Grace Forman and Anna Burow were makeup artists for new Australian movie Wrath filmed in New South Wales recently.
Grace Forman and Anna Burow were makeup artists for new Australian movie Wrath filmed in New South Wales recently. Renee Pilcher

Makeup artists shine on movie set

A PHONE call might be the start of a long glamorous career for two Gympie girls who got their first taste of stardom recently.

Goldwell makeup artist for Queensland, Grace Forman said New South Wales’ Goldwell makeup artist Memo Gallard rang and asked if she would help out on the set of a new Australian feature film titled Wrath.

Due to other commitments he could not be on set for the full three weeks of filming.

After realising Mr Gallard was telling the truth Ms Forman grabbed fellow Innovations Hair and Beauty colleague Anna Burow and packed a bag, heading for the remote town of Drake in rural New South Wales.

On location the girls were thrown into a world of make-believe with sets and costumes, actors and scripts. They started their two week stint as makeup artists with 5am mornings working through until the sun went down to create blood and gore for the psychological thriller.

The girls, who both have qualifications in hair and makeup, created cuts and bruises for the actors, applied dirt and even made them cry with a tear blower.

“At the end of the day we were covered in dirt,” Ms Forman said.

It was difficult, Ms Burrow said, to have continuity with hair and makeup each day as the different scenes were filmed, but the experienced girls were able to pull off all the looks.

While on set Ms Forman learnt the techniques of creating a blood splattered look, basically by flicking a syrup and food dye mixture on the actors. And Ms Burow created a head wound with techniques learnt in makeup classes and tips Mr Gallard passed on. “It was bizarre the things you learnt,” she said.

The girls worked with actors including Stef Dawson, Corey Page, Michael Cullen (the guy in the measure up ads), who is reportedly very funny in real life, and Charlie Falkner before the cameras rolled and were on standby during filming to create sweat or reduce shine for close-ups.

They now have insider knowledge on how gun shot wounds are made to look so real; Ms Forman said it involves pyrotechnics.

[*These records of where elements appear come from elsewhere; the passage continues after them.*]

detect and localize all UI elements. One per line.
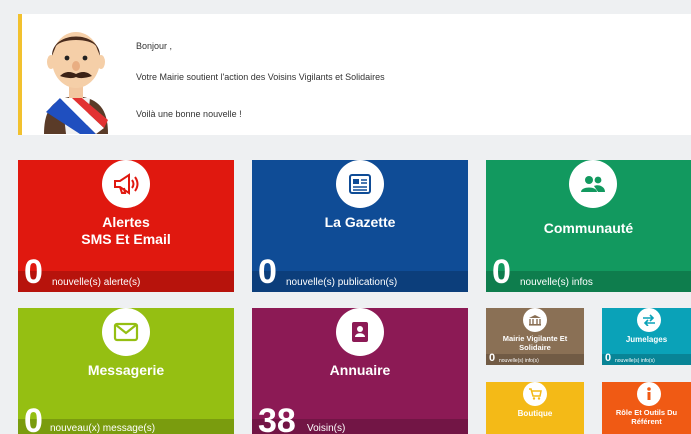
welcome-banner: Bonjour , Votre Mairie soutient l'action… bbox=[18, 14, 691, 135]
mairie-title: Mairie Vigilante Et bbox=[502, 334, 568, 343]
jumelages-tile[interactable]: Jumelages 0 nouvelle(s) info(s) bbox=[602, 308, 691, 365]
communaute-count: 0 bbox=[492, 253, 511, 291]
annuaire-count: 38 bbox=[258, 402, 296, 434]
greeting-text: Bonjour , bbox=[136, 41, 173, 51]
messagerie-label: nouveau(x) message(s) bbox=[50, 423, 156, 434]
annuaire-title: Annuaire bbox=[329, 362, 391, 378]
townhall-icon bbox=[523, 308, 547, 332]
alertes-tile[interactable]: Alertes SMS Et Email 0 nouvelle(s) alert… bbox=[18, 160, 234, 292]
role-subtitle: Référent bbox=[631, 417, 662, 426]
gazette-tile[interactable]: La Gazette 0 nouvelle(s) publication(s) bbox=[252, 160, 468, 292]
alertes-count: 0 bbox=[24, 253, 43, 291]
messagerie-count: 0 bbox=[24, 402, 43, 434]
boutique-title: Boutique bbox=[517, 409, 553, 418]
jumelages-title: Jumelages bbox=[625, 335, 668, 344]
communaute-tile[interactable]: Communauté 0 nouvelle(s) infos bbox=[486, 160, 691, 292]
alertes-label: nouvelle(s) alerte(s) bbox=[52, 277, 141, 288]
mairie-label: nouvelle(s) info(s) bbox=[499, 358, 539, 364]
mairie-subtitle: Solidaire bbox=[519, 343, 551, 352]
info-icon bbox=[637, 382, 661, 406]
people-icon bbox=[569, 160, 617, 208]
communaute-title: Communauté bbox=[543, 220, 634, 236]
role-title: Rôle Et Outils Du bbox=[615, 408, 678, 417]
exchange-arrows-icon bbox=[637, 308, 661, 332]
annuaire-label: Voisin(s) bbox=[307, 423, 346, 434]
jumelages-count: 0 bbox=[605, 352, 612, 364]
mairie-tile[interactable]: Mairie Vigilante Et Solidaire 0 nouvelle… bbox=[486, 308, 584, 365]
communaute-label: nouvelle(s) infos bbox=[520, 277, 593, 288]
role-tile[interactable]: Rôle Et Outils Du Référent bbox=[602, 382, 691, 434]
contact-book-icon bbox=[336, 308, 384, 356]
banner-news: Voilà une bonne nouvelle ! bbox=[136, 109, 242, 119]
messagerie-tile[interactable]: Messagerie 0 nouveau(x) message(s) bbox=[18, 308, 234, 434]
banner-message: Votre Mairie soutient l'action des Voisi… bbox=[136, 72, 385, 82]
boutique-tile[interactable]: Boutique bbox=[486, 382, 584, 434]
mayor-avatar bbox=[44, 32, 108, 134]
messagerie-title: Messagerie bbox=[87, 362, 165, 378]
mairie-count: 0 bbox=[489, 352, 496, 364]
alertes-subtitle: SMS Et Email bbox=[81, 231, 171, 247]
newspaper-icon bbox=[336, 160, 384, 208]
annuaire-tile[interactable]: Annuaire 38 Voisin(s) bbox=[252, 308, 468, 434]
megaphone-icon bbox=[102, 160, 150, 208]
alertes-title: Alertes bbox=[102, 214, 150, 230]
cart-icon bbox=[523, 382, 547, 406]
gazette-count: 0 bbox=[258, 253, 277, 291]
jumelages-label: nouvelle(s) info(s) bbox=[615, 358, 655, 364]
envelope-icon bbox=[102, 308, 150, 356]
gazette-label: nouvelle(s) publication(s) bbox=[286, 277, 398, 288]
gazette-title: La Gazette bbox=[324, 214, 396, 230]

The movie, which has already been picked up by an American buyer, features a family with a dark secret and a group of friends who make a wrong turn and stumble upon the secret.

“The director told us not many movies were being made in Australia so we were lucky to get the opportunity,” Ms Forman said.

“We have both learnt so much from being on set.”

It seems the girls now have stars in their eyes and hope to work on a film again in the future.